Animals sometimes face a tradeoff between speed and accuracy when searching for resources. The more time an animal takes gathering information before choosing, therefore, should result in greater accuracy (e.g., Dyer and Chittka 2004; Wright et al. 2009). However, whether a speed–accuracy tradeoff is evident depends on several factors, including the difficulty of the task and the costs of inaccurate decisions (Chittka et al. 2009; Trimmer et al., 2008). In our task, there was no evidence that latency to choose varied with accuracy. Most likely, this can be explained by low cost of errors (we did not punish frogs for choosing the lower quantity of flies) and the apparent difficult of the task. Under these conditions, speed–accuracy tradeoffs may not be apparent as the best solution for the animal might be to guess (Chittka et al. 2009).

The idea that animals use two complementary systems—the object tracking system and approximate number system—has been highly influential and evidence for the two systems has been found in a range of vertebrates (Butterworth et al. 2017). However, the two systems are not always evident, nor do they always account for behavior (Hyde and Wood 2011). For example, quantity discrimination in some species of fish, birds, and primates are consistent with a single number system that span both small and large numerousness (Stancher et al. 2013; Rugani et al. 2013; Barnard et al. 2013; Al Aïn et al. 2009) and some birds are capable of object tracking for high numerosity (Garland et al. 2012). Furthermore, when sets are perceived as a unit (e.g., objects in set moving together) animals may utilize a singular vs. plural discrimination (Barner et al. 2008). In our spontaneous prey-capture task, poison frogs were most successful at discriminating 1 vs. 2 and 1 vs. 3. While consistent with an object tracking system with a limit of about 3, an alternative interpretation is that they are discriminating singular vs. plural.
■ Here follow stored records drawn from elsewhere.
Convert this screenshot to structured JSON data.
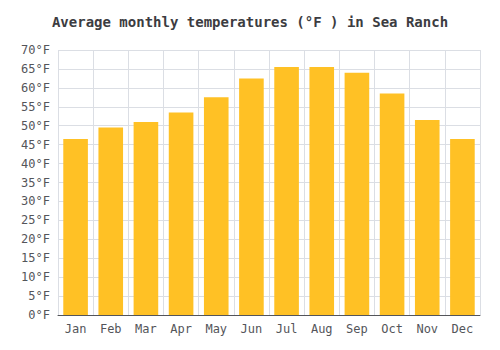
{
  "chart_data": {
    "type": "bar",
    "title": "Average monthly temperatures (°F ) in Sea Ranch",
    "categories": [
      "Jan",
      "Feb",
      "Mar",
      "Apr",
      "May",
      "Jun",
      "Jul",
      "Aug",
      "Sep",
      "Oct",
      "Nov",
      "Dec"
    ],
    "values": [
      46.5,
      49.5,
      51.0,
      53.5,
      57.5,
      62.5,
      65.5,
      65.5,
      64.0,
      58.5,
      51.5,
      46.5
    ],
    "color": "#FFC125",
    "ylim": [
      0,
      70
    ],
    "yticks": [
      {
        "value": 0,
        "label": "0°F"
      },
      {
        "value": 5,
        "label": "5°F"
      },
      {
        "value": 10,
        "label": "10°F"
      },
      {
        "value": 15,
        "label": "15°F"
      },
      {
        "value": 20,
        "label": "20°F"
      },
      {
        "value": 25,
        "label": "25°F"
      },
      {
        "value": 30,
        "label": "30°F"
      },
      {
        "value": 35,
        "label": "35°F"
      },
      {
        "value": 40,
        "label": "40°F"
      },
      {
        "value": 45,
        "label": "45°F"
      },
      {
        "value": 50,
        "label": "50°F"
      },
      {
        "value": 55,
        "label": "55°F"
      },
      {
        "value": 60,
        "label": "60°F"
      },
      {
        "value": 65,
        "label": "65°F"
      },
      {
        "value": 70,
        "label": "70°F"
      }
    ],
    "grid": true
  }
}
In either case, past studies taken together with our results, emphasize that the ability, and strategy used, to discriminate quantities varies among species and contexts and the existence of two numerical discrimination systems may not be universal.

The apparent inability of our poison frogs to discriminate in any choice in the large numerosity trials was surprising. Based on these results, one might conclude that D. auratus lack an approximate number system. Alternatively, and perhaps more likely, they may possess an approximate number systems but we were simply unable to reveal it due to aspects of the conditions or context of the study. First, while our task was based on the motivation to capture prey, we did not food-deprive the animals. Thus, the failure of the frogs to discriminate in the high numerosity trials could reflect that choosing the smaller quantity of flies was associated with little cost. Second, at the time of testing, our subjects were young adults and age and/or experience may influence quantity discrimination abilities (Anderson et al. 2005; Bisazza et al. 2010). Finally, choice context can influence performance in quantity discrimination tasks. For example, guppies discriminate up to 0.83 ratio contrast when choosing shoal size (Lucon-Xiccato et al. 2017) and up to 0.75 when choosing the larger food item, but only up to 0.5 when choosing the greater number of food items (Lucon-Xiccato et al. 2015). Poison frogs are adept at a number of tasks that could be made more efficient through quantity discrimination abilities, particularly tadpole transport. Tadpole transport is associated with potentially high costs, as it requires a parent to leave territories undefended, requires time that cannot be given to other tasks (e.g., feeding), and exposes the parent to potential predators (Pašukonis et al. 2016). Thus, tracking the numbers of tadpoles, the numbers and sizes of tadpole deposition sites, and the relative distance among them, would enable poison frogs to more efficiently care for their offspring. Indeed, in the poison frog Allobates femoralis, males carry more tadpoles at a time when traveling to more distant deposition sites, suggesting an ability to represent quantities of tadpoles and distances (Ringler et al. 2013). Thus, future studies should examine whether the apparent quantity discrimination abilities of poison frogs are more accurate in the context of parental care compared to prey capture.